8 Antworten zu “Die Spätzlegabel – Bundesliga, ST 29: SG Eintracht Frankfurt.

  1. Sehr schön. „Okay, das reicht eigentlich auch schon.“

    Und auch sonst kann ich alles unterschreiben.

  2. Pingback: Bundesliga: Das war der 29. Spieltag - Wolfsburgs verpasste Chance - Heynckes löst Klinsmann als Trainer bei Bayern München ab | Heimkabine.de

  3. Wird ja langsam echt unangenehm mit dieser „Eintracht“ bei uns. =)

    Kann es eigentlich sein, dass der Trainerrauswurf bei uns irgendwie weit weniger „weltuntergängisch“ war, als es jetzt bei den Bazis der Fall ist? Die sollten sich mal ein Beispiel an uns nehmen.

    Auf der anderen Seite interessierts bei uns natürlich auch kaum ein Schwein, wenn der Trainer gewechselt wird.
    Wäre ja mal was gewesen, so ein ARD Brennpunkt zur Entlassung von Meistertrainer Veh…

    Übrigens: Gute Besserung!

  4. Die Münchner Vereinsführung hat bestimmt manches falsch gemacht; dass jedoch die Trainerentlassung zum Weltuntergang wird, würde ich ihnen wohlwollend nur zu einem geringen Teil anlasten. [Selbst wenn es die Herren Hundt und Staudt explizit darauf angelegt hätten, wäre aus dem Veh-Brennpunkt wohl nichts geworden ;-)]

    Danke für die Genesungswünsche. Der Arzt hat mir die Schmerzen fürs Erste weggespritzt😉

  5. Klaro, keine Frage, beide Vereine sind in dieser Hinsicht natürlich nun auch mal so überhaupt nicht vergleichbar. =) Das war auch nicht ganz so ernst gemeint.

    Allerdings muss ich in diesem Jahr wirklich ein Kompliment an unsere Führungsetage zollen. Die hat sich wirklich durchgängig professionell verhalten.

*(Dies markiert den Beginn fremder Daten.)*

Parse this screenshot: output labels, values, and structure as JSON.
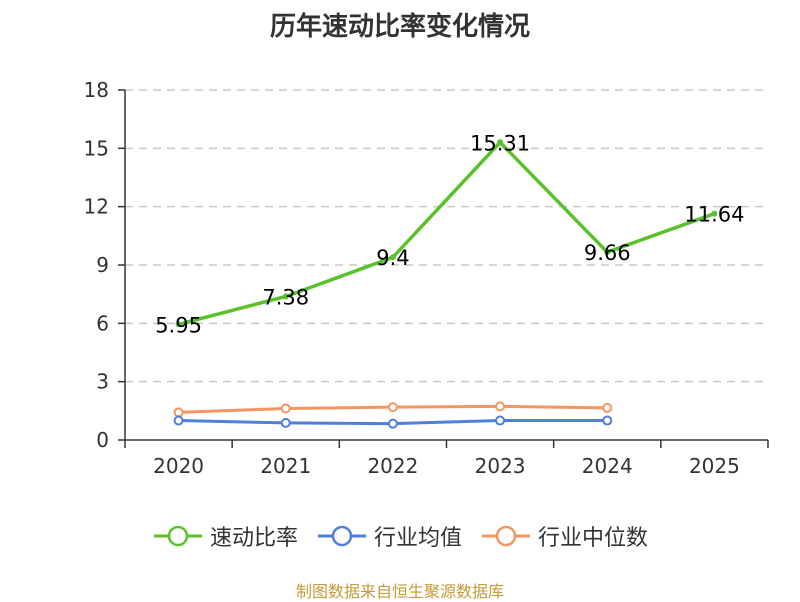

Ich musste letztens noch überlegen, wer überhaupt gerade unser Präsident ist.😉
    Und das finde ich doch sehr angenehm, wenn ich mir im Vergleich dazu die Führungsetagen von Bayern und Schalke anschaue, wo ja jeder zu jedem Thema was zu sagen hat – selbst wenn es nicht schlimm läuft.

  6. Cacau dürfte für Deutschland spielen?

  7. Jup, der hat irgendwann um den Jahreswechsel rum die deutsche Staatsbürgerschaft erhalten.

    Sehe gerade es war Anfang Februar.

    Und ich sach mal so: In der momentanen Situation würde ich es nicht für ganz ausgeschlossen halten, dass er Ende Mai tatsächlich ein Nationalmannschaftstrikot tragen wird:
    Bei der Asienreise fehlen schließlich auf jeden Fall Helmes und Kießling, zudem ist Klose verletzt und Kuranyi kommt -zurecht- nicht in Frage.

    Dementsprechend kämen dann die beiden Hannoveraner Hanke und Schlaudraff (der zuletzt ja auch angeschlagen war, glaube ich), sowie Sebastian Freis als Ergänzungen zu Gomez und Poldi in die Auswahl.
    Und eben Cacau – der die bessere Quote als alle vorgenannten hat.